Cue a collection of small and large initiatives that aim to catalyse the e–alternative. Transport for London has partnered with Crossrail and HS2 to trial cargo bikes for the delivery of tools and equipment. New schemes have been established in cities such as Coventry, Cambridge, Nottingham and Cambridge with government funding. Ludlow, Shropshire Islabikes has teamed up with the town’s sustainable transport group to offer free deliveries to local businesses.
Meanwhile, cities from Manchester to Nijmegen in the Netherlands are exploring forms of ‘urban consolidation centres’: hubs on the edges of towns, where trucks can unload packages to be picked up by e-cargo bikes and small EVs for the final miles, so avoiding the need for heavy-polluting vehicles to roar down city streets in the first place.

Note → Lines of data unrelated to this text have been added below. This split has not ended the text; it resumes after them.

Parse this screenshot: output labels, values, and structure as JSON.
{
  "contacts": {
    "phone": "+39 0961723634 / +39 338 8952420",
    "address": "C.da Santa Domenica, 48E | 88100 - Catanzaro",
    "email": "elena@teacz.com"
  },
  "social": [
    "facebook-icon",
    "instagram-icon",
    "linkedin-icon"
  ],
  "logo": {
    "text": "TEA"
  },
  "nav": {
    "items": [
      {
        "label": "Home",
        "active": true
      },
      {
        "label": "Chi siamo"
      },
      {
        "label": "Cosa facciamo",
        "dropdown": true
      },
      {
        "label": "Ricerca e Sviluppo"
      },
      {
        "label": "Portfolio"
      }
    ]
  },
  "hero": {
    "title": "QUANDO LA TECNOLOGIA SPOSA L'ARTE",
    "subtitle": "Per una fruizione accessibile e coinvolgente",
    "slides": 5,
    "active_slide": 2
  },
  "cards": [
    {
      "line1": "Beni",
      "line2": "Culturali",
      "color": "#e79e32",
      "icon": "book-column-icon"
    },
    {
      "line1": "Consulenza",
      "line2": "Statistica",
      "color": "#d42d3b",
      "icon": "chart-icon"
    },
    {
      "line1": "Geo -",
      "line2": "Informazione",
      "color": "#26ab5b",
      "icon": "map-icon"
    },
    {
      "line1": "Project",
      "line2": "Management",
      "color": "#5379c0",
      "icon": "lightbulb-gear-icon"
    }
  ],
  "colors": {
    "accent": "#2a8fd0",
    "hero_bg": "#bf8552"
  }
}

The delivery revolution is only the beginning. Already many workers, including plumbers, craftspeople, and DJs, are switching from heavy vans to lighter e-cargo bicycles. The coming years will surely spawn some innovative variations in ‘micro EVs’, offering greater carrying capacity, comfort and protection from the elements, suitable for all manner of urban uses, with a fraction of the impact on our streets in terms of pollution, noise and congestion.
Put all this together, and some of the fractious debate over LTNs could soon seem outdated – not least because swathes of the future city could be relatively low-traffic by default – in the sense of traffic in its current, problematic guise anyway. In short, we are at one those inflection points where past experience ceases to be a reliable guide to future. We are ecstatic about that.